Finalmente, la frase “el día del Señor” fue la terminología usada para referirse al domingo en otros escritos cristianos un tiempo después de que Juan escribiese Apocalipsis. Así, el día del Señor era la forma habitual para referirse al domingo hacia final del siglo II d.C. Plinio, oficial romano no cristiano, escribiendo al emperador romano Trajano en el año 112, se refiere al hecho de que los cristianos se reunían regularmente en el día señalado.[4] La Didaché, documento del siglo II, exhorta a los cristianos a congregarse en el día del Señor.[5] Ignacio de Antioquía, discípulo del apóstol Juan escribió, “este es el día del Señor, el día consagrado a la resurrección, el más importante de todos los días”.[6] Justino Mártir describe la asamblea regular en el primer día de la semana en la cual los cristianos se reunían para la lectura de la Escritura, la predicación, la oración y la recolección de ofrendas.[7] De esta manera, el domingo es reconocido como el día del Señor por la iglesia post-apostólica.

 Conclusión

El domingo fue el día establecido por nuestro Señor Jesucristo para que nos congreguemos para adorarle.
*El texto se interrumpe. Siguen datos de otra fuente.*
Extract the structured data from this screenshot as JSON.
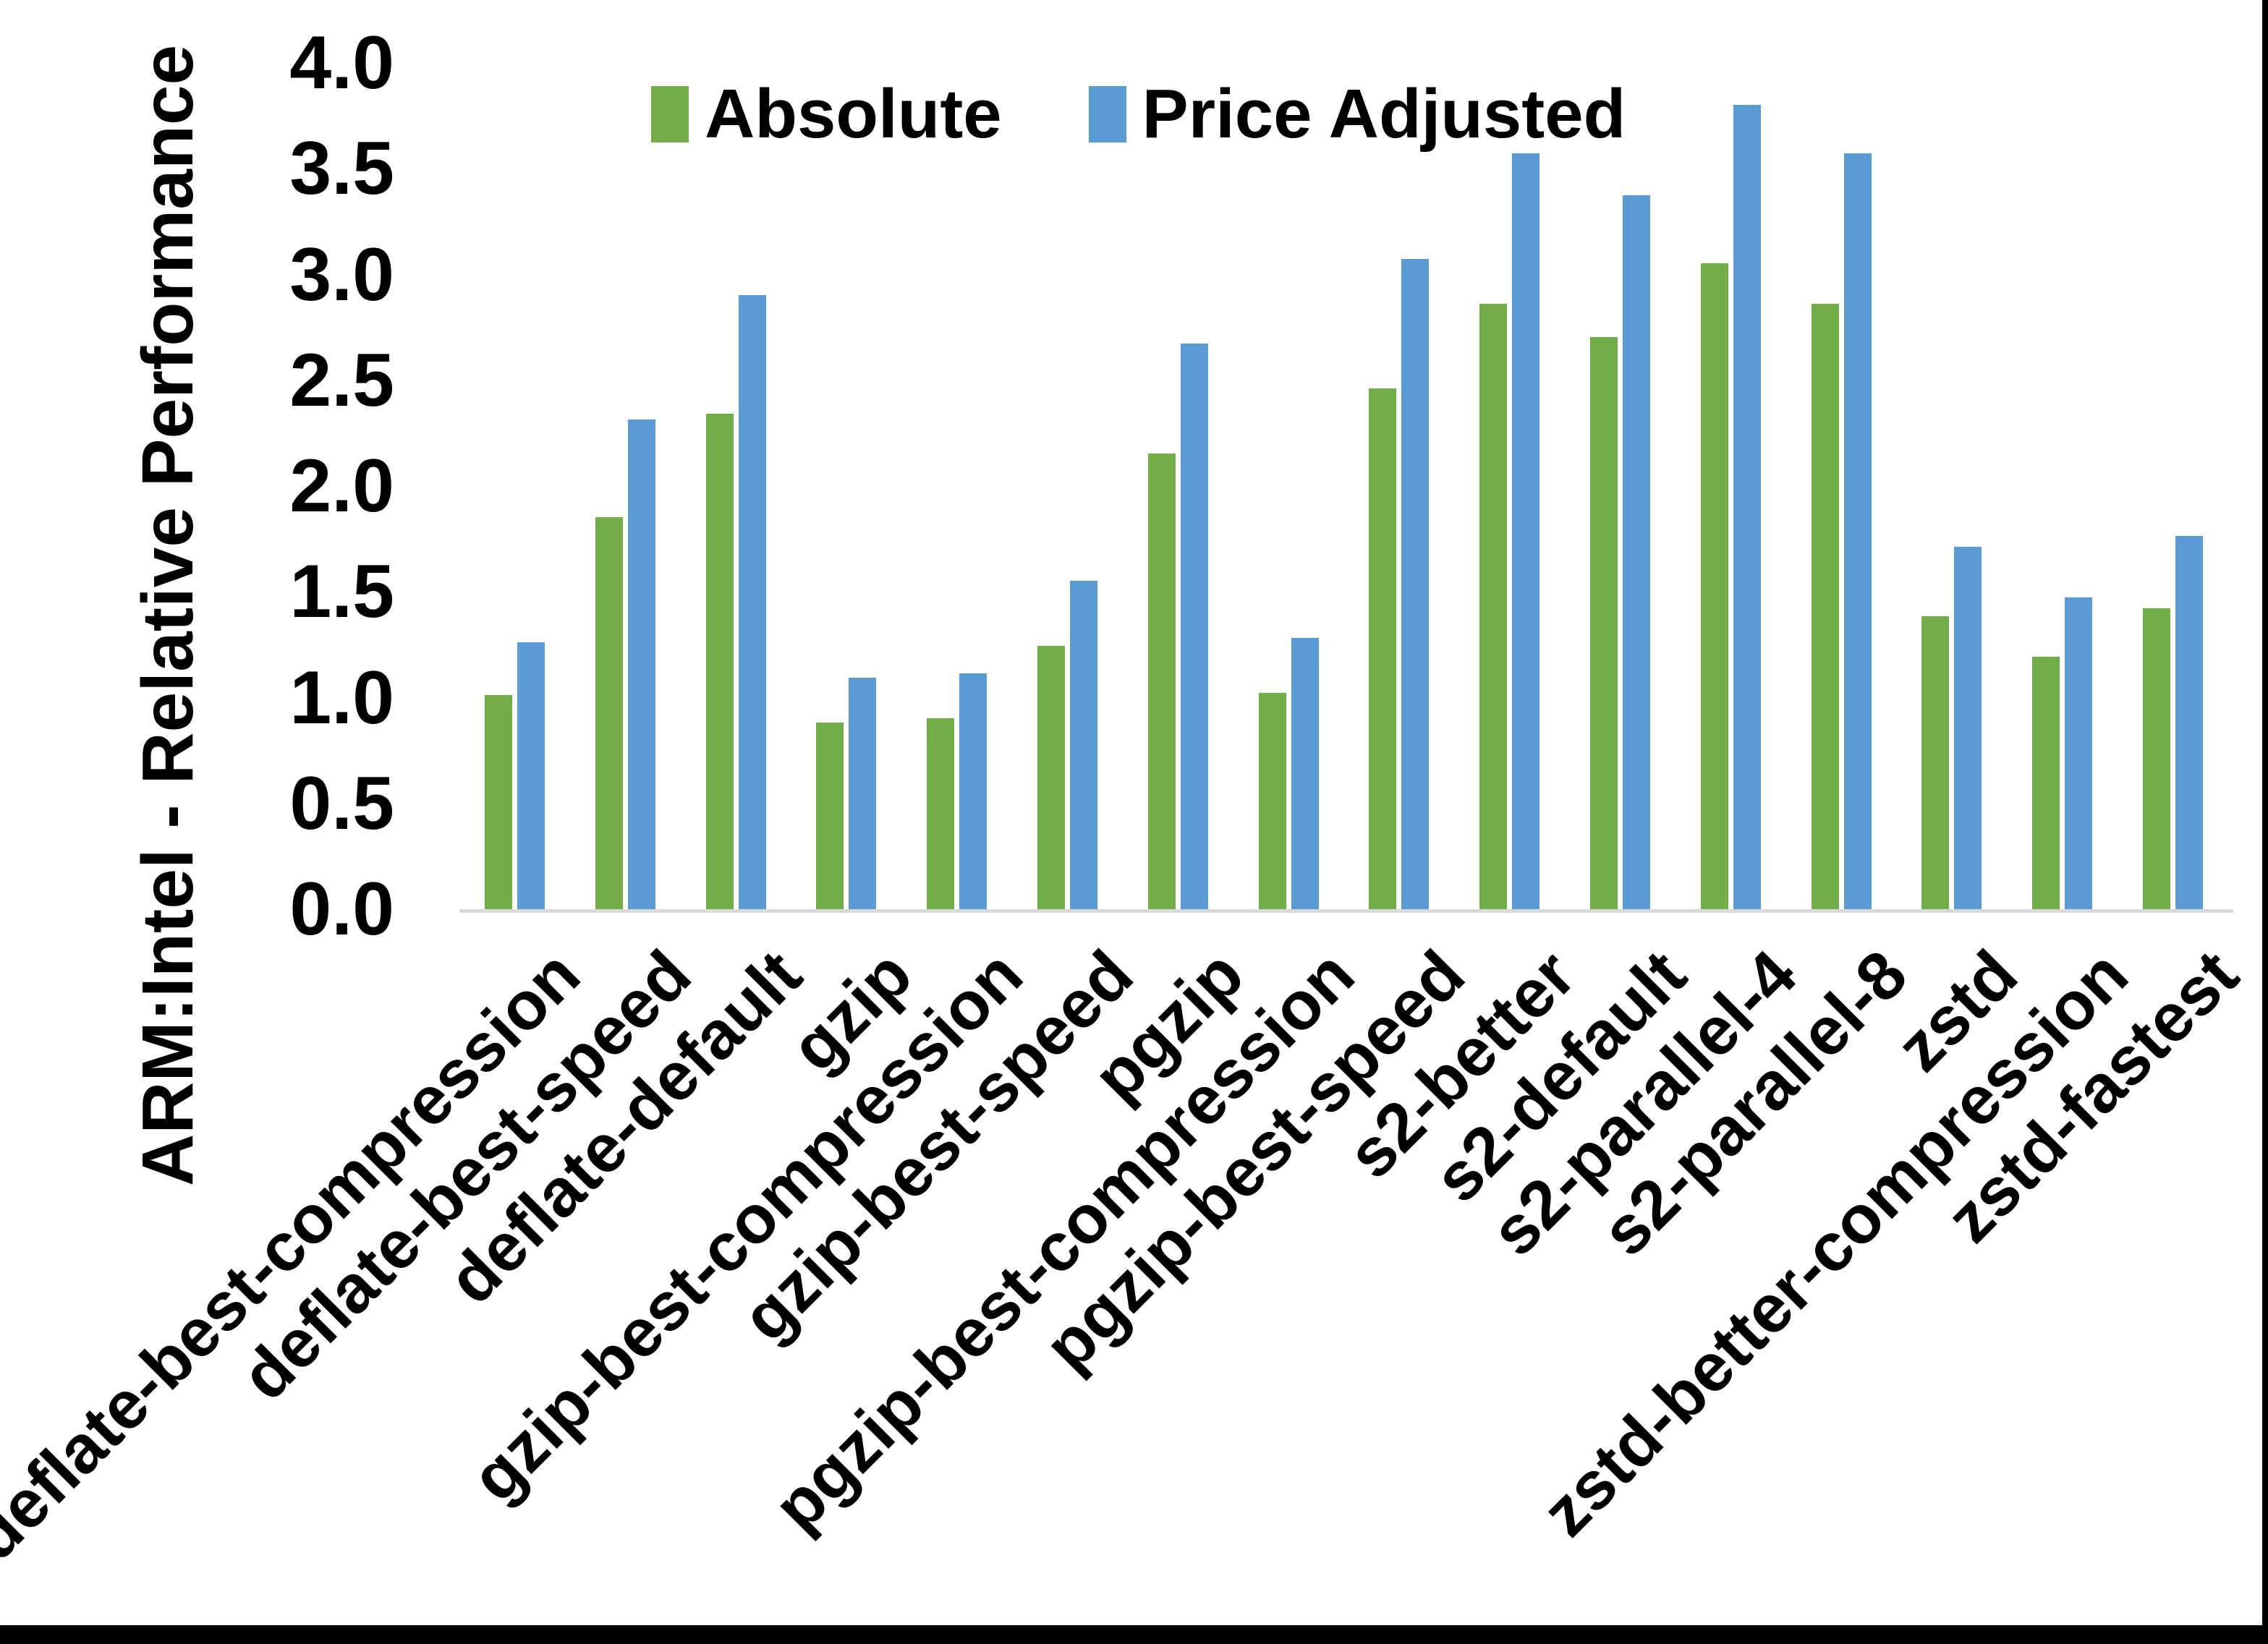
{
  "chart_data": {
    "type": "bar",
    "title": "",
    "xlabel": "",
    "ylabel": "ARM:Intel - Relative Performance",
    "ylim": [
      0.0,
      4.0
    ],
    "ytick_step": 0.5,
    "yticks": [
      "0.0",
      "0.5",
      "1.0",
      "1.5",
      "2.0",
      "2.5",
      "3.0",
      "3.5",
      "4.0"
    ],
    "grid": false,
    "legend_position": "top-center",
    "bar_orientation": "vertical",
    "categories": [
      "deflate-best-compression",
      "deflate-best-speed",
      "deflate-default",
      "gzip",
      "gzip-best-compression",
      "gzip-best-speed",
      "pgzip",
      "pgzip-best-compression",
      "pgzip-best-speed",
      "s2-better",
      "s2-default",
      "s2-parallel-4",
      "s2-parallel-8",
      "zstd",
      "zstd-better-compression",
      "zstd-fastest"
    ],
    "series": [
      {
        "name": "Absolute",
        "color": "#70AD47",
        "values": [
          1.02,
          1.86,
          2.35,
          0.89,
          0.91,
          1.25,
          2.16,
          1.03,
          2.47,
          2.87,
          2.71,
          3.06,
          2.87,
          1.39,
          1.2,
          1.43
        ]
      },
      {
        "name": "Price Adjusted",
        "color": "#5B9BD5",
        "values": [
          1.27,
          2.32,
          2.91,
          1.1,
          1.12,
          1.56,
          2.68,
          1.29,
          3.08,
          3.58,
          3.38,
          3.81,
          3.58,
          1.72,
          1.48,
          1.77
        ]
      }
    ]
  },
  "colors": {
    "axis_line": "#d9d9d9",
    "text": "#000000",
    "background": "#ffffff",
    "frame_border": "#000000"
  }
}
Este día fue considerado el día del Señor y guardado por los apóstoles y la iglesia desde su inicio. Por tanto, como creyentes, miembros de la familia de Dios, debemos apartar ese día, el día del Señor, para la adoración corporativa como iglesia. ¿Qué harás este próximo domingo?

 


[1] Por los eventos de la crucifixión y la resurrección de Jesús consideramos que el primer día de la semana al que se refiere la Escritura es el domingo.

[2] Walter A. Elwell, ed., Evangelical Dictionary of Theology (Grand Rapids: Baker Book, 1984), 649.
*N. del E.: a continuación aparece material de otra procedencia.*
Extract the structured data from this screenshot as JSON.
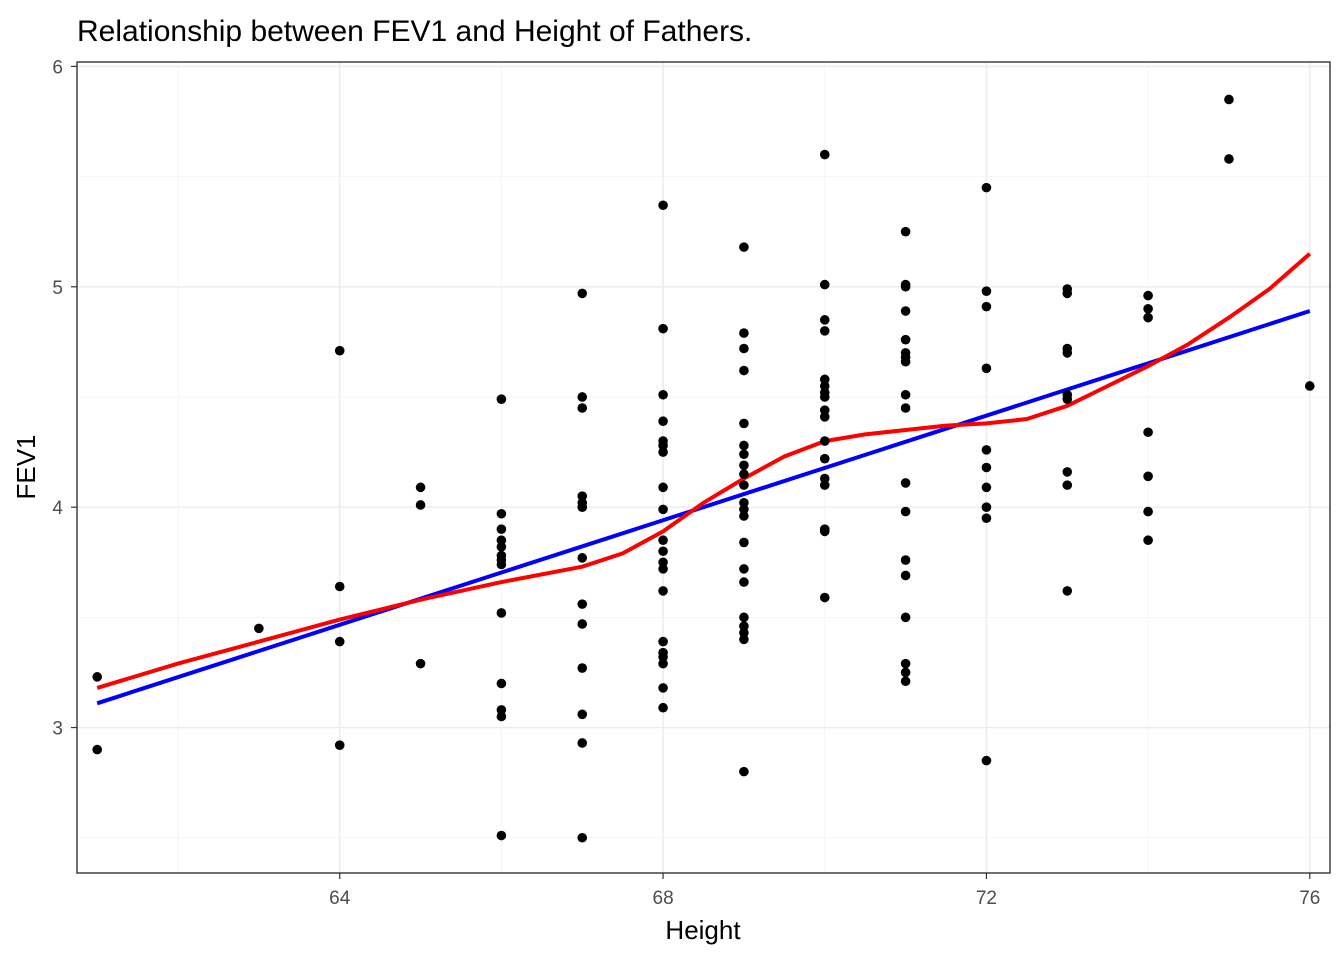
{
  "chart_data": {
    "type": "scatter",
    "title": "Relationship between FEV1 and Height of Fathers.",
    "xlabel": "Height",
    "ylabel": "FEV1",
    "xlim": [
      60.75,
      76.25
    ],
    "ylim": [
      2.34,
      6.02
    ],
    "x_ticks": [
      64,
      68,
      72,
      76
    ],
    "x_tick_labels": [
      "64",
      "68",
      "72",
      "76"
    ],
    "y_ticks": [
      3,
      4,
      5,
      6
    ],
    "y_tick_labels": [
      "3",
      "4",
      "5",
      "6"
    ],
    "grid": true,
    "points": [
      [
        61,
        3.23
      ],
      [
        61,
        2.9
      ],
      [
        63,
        3.45
      ],
      [
        64,
        4.71
      ],
      [
        64,
        3.64
      ],
      [
        64,
        3.39
      ],
      [
        64,
        2.92
      ],
      [
        65,
        4.09
      ],
      [
        65,
        4.01
      ],
      [
        65,
        3.29
      ],
      [
        66,
        4.49
      ],
      [
        66,
        3.97
      ],
      [
        66,
        3.9
      ],
      [
        66,
        3.85
      ],
      [
        66,
        3.82
      ],
      [
        66,
        3.78
      ],
      [
        66,
        3.76
      ],
      [
        66,
        3.74
      ],
      [
        66,
        3.52
      ],
      [
        66,
        3.2
      ],
      [
        66,
        3.08
      ],
      [
        66,
        3.05
      ],
      [
        66,
        2.51
      ],
      [
        67,
        4.97
      ],
      [
        67,
        4.5
      ],
      [
        67,
        4.45
      ],
      [
        67,
        4.05
      ],
      [
        67,
        4.02
      ],
      [
        67,
        4.0
      ],
      [
        67,
        3.77
      ],
      [
        67,
        3.56
      ],
      [
        67,
        3.47
      ],
      [
        67,
        3.27
      ],
      [
        67,
        3.06
      ],
      [
        67,
        2.93
      ],
      [
        67,
        2.5
      ],
      [
        68,
        5.37
      ],
      [
        68,
        4.81
      ],
      [
        68,
        4.51
      ],
      [
        68,
        4.39
      ],
      [
        68,
        4.3
      ],
      [
        68,
        4.28
      ],
      [
        68,
        4.25
      ],
      [
        68,
        4.09
      ],
      [
        68,
        3.99
      ],
      [
        68,
        3.85
      ],
      [
        68,
        3.8
      ],
      [
        68,
        3.75
      ],
      [
        68,
        3.72
      ],
      [
        68,
        3.62
      ],
      [
        68,
        3.39
      ],
      [
        68,
        3.34
      ],
      [
        68,
        3.32
      ],
      [
        68,
        3.29
      ],
      [
        68,
        3.18
      ],
      [
        68,
        3.09
      ],
      [
        69,
        5.18
      ],
      [
        69,
        4.79
      ],
      [
        69,
        4.72
      ],
      [
        69,
        4.62
      ],
      [
        69,
        4.38
      ],
      [
        69,
        4.28
      ],
      [
        69,
        4.24
      ],
      [
        69,
        4.19
      ],
      [
        69,
        4.15
      ],
      [
        69,
        4.1
      ],
      [
        69,
        4.02
      ],
      [
        69,
        3.99
      ],
      [
        69,
        3.96
      ],
      [
        69,
        3.84
      ],
      [
        69,
        3.72
      ],
      [
        69,
        3.66
      ],
      [
        69,
        3.5
      ],
      [
        69,
        3.46
      ],
      [
        69,
        3.43
      ],
      [
        69,
        3.4
      ],
      [
        69,
        2.8
      ],
      [
        70,
        5.6
      ],
      [
        70,
        5.01
      ],
      [
        70,
        4.85
      ],
      [
        70,
        4.8
      ],
      [
        70,
        4.58
      ],
      [
        70,
        4.55
      ],
      [
        70,
        4.52
      ],
      [
        70,
        4.5
      ],
      [
        70,
        4.44
      ],
      [
        70,
        4.41
      ],
      [
        70,
        4.3
      ],
      [
        70,
        4.22
      ],
      [
        70,
        4.13
      ],
      [
        70,
        4.1
      ],
      [
        70,
        3.9
      ],
      [
        70,
        3.89
      ],
      [
        70,
        3.59
      ],
      [
        71,
        5.25
      ],
      [
        71,
        5.01
      ],
      [
        71,
        5.0
      ],
      [
        71,
        4.89
      ],
      [
        71,
        4.76
      ],
      [
        71,
        4.7
      ],
      [
        71,
        4.68
      ],
      [
        71,
        4.66
      ],
      [
        71,
        4.51
      ],
      [
        71,
        4.45
      ],
      [
        71,
        4.11
      ],
      [
        71,
        3.98
      ],
      [
        71,
        3.76
      ],
      [
        71,
        3.69
      ],
      [
        71,
        3.5
      ],
      [
        71,
        3.29
      ],
      [
        71,
        3.25
      ],
      [
        71,
        3.21
      ],
      [
        72,
        5.45
      ],
      [
        72,
        4.98
      ],
      [
        72,
        4.91
      ],
      [
        72,
        4.63
      ],
      [
        72,
        4.26
      ],
      [
        72,
        4.18
      ],
      [
        72,
        4.09
      ],
      [
        72,
        4.0
      ],
      [
        72,
        3.95
      ],
      [
        72,
        2.85
      ],
      [
        73,
        4.99
      ],
      [
        73,
        4.97
      ],
      [
        73,
        4.72
      ],
      [
        73,
        4.7
      ],
      [
        73,
        4.51
      ],
      [
        73,
        4.49
      ],
      [
        73,
        4.16
      ],
      [
        73,
        4.1
      ],
      [
        73,
        3.62
      ],
      [
        74,
        4.96
      ],
      [
        74,
        4.9
      ],
      [
        74,
        4.86
      ],
      [
        74,
        4.34
      ],
      [
        74,
        4.14
      ],
      [
        74,
        3.98
      ],
      [
        74,
        3.85
      ],
      [
        75,
        5.85
      ],
      [
        75,
        5.58
      ],
      [
        76,
        4.55
      ]
    ],
    "series": [
      {
        "name": "",
        "color": "#0000ff",
        "kind": "linear-fit",
        "x": [
          61,
          76
        ],
        "y": [
          3.11,
          4.89
        ]
      },
      {
        "name": "",
        "color": "#ff0000",
        "kind": "smooth",
        "x": [
          61,
          62,
          63,
          64,
          65,
          66,
          67,
          67.5,
          68,
          68.5,
          69,
          69.5,
          70,
          70.5,
          71,
          71.5,
          72,
          72.5,
          73,
          73.5,
          74,
          74.5,
          75,
          75.5,
          76
        ],
        "y": [
          3.18,
          3.29,
          3.39,
          3.49,
          3.58,
          3.66,
          3.73,
          3.79,
          3.89,
          4.02,
          4.13,
          4.23,
          4.3,
          4.33,
          4.35,
          4.37,
          4.38,
          4.4,
          4.46,
          4.55,
          4.64,
          4.74,
          4.86,
          4.99,
          5.15
        ]
      }
    ]
  }
}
[3] En primer lugar, el uso adjetival en griego de la frase “del Señor” solo aparece una vez más en el Nuevo Testamento en 1Cor. 11:20 para referirse a “la cena del Señor”. Esta ordenanza pertenece al Señor. Él la instituyó, la definió, la ordenó y Él consuma su significado. Clifford B. McManis, The Biblically-Driven Church (Bloomington, IN: XLibris, 2016), 28. En segundo lugar, la construcción gramatical griega en Apoc. 1:10 y 1 Cor. 11:20 es diferente de la construcción para referirse al día del Señor escatológico (Hch. 2:20; 1 Cor .5:5; 2 Cor. 1:14; 1 Tes. 5:2; 2 Tes. 2:2; 2 Ped. 3:10). En tercer lugar, aunque el día del Señor escatológico es clave en el libro de Apocalipsis, no lo es en el contexto inmediato del versículo 1:10 ya que presenta a Cristo en su papel activo en la iglesia hoy. Robert L. Thomas, Revelation 1-7: An Exegetical Commentary (Chicago: Moody Publishers, 1992), 91. Finalmente, el día del Señor escatológico es siempre una referencia a un periodo de tiempo de juicio sobre el incrédulo, mientras que la revelación que recibe el apóstol Juan engloba mucho más que eso.
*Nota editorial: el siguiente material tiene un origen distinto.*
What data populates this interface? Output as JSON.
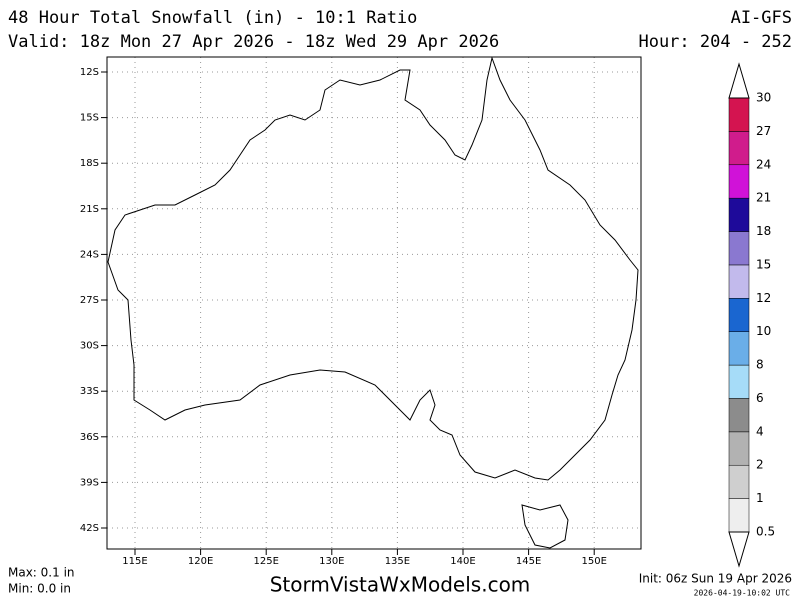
{
  "header": {
    "title": "48 Hour Total Snowfall (in) - 10:1 Ratio",
    "model": "AI-GFS",
    "valid": "Valid: 18z Mon 27 Apr 2026 - 18z Wed 29 Apr 2026",
    "hour": "Hour: 204 - 252"
  },
  "map": {
    "lat_ticks": [
      "12S",
      "15S",
      "18S",
      "21S",
      "24S",
      "27S",
      "30S",
      "33S",
      "36S",
      "39S",
      "42S"
    ],
    "lon_ticks": [
      "115E",
      "120E",
      "125E",
      "130E",
      "135E",
      "140E",
      "145E",
      "150E"
    ]
  },
  "legend": {
    "labels": [
      "0.5",
      "1",
      "2",
      "4",
      "6",
      "8",
      "10",
      "12",
      "15",
      "18",
      "21",
      "24",
      "27",
      "30"
    ],
    "colors": [
      "#eeeeee",
      "#cfcfcf",
      "#b2b2b2",
      "#8c8c8c",
      "#a6dcf8",
      "#6aaee8",
      "#1a66d0",
      "#c2baec",
      "#8a78d0",
      "#1e0a9a",
      "#d012d8",
      "#d01c8c",
      "#d41450",
      "#d41414"
    ]
  },
  "footer": {
    "max": "Max: 0.1 in",
    "min": "Min: 0.0 in",
    "site": "StormVistaWxModels.com",
    "init": "Init: 06z Sun 19 Apr 2026",
    "timestamp": "2026-04-19-10:02 UTC"
  }
}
[4] Pliny, Epistle X.xcvi, citado en Henry Bettenson, ed., Documents of the Christian Church (Oxford: Oxford University Press, 1943), 4.

[5] Didache, XIV.

[6] Carta a los Magnesios, IX.i.

[7] Justino Martir, Apología, I.lxvi.

David González

Autor David González

Pastor de la Iglesia Evangélica Teis en Vigo (España) y profesor adjunto del Seminario Berea en León (España). Tiene una Maestría en Divinidad de The Master’s Seminary. David está casado con Laura y tienen 2 hijas (Noa y Cloe).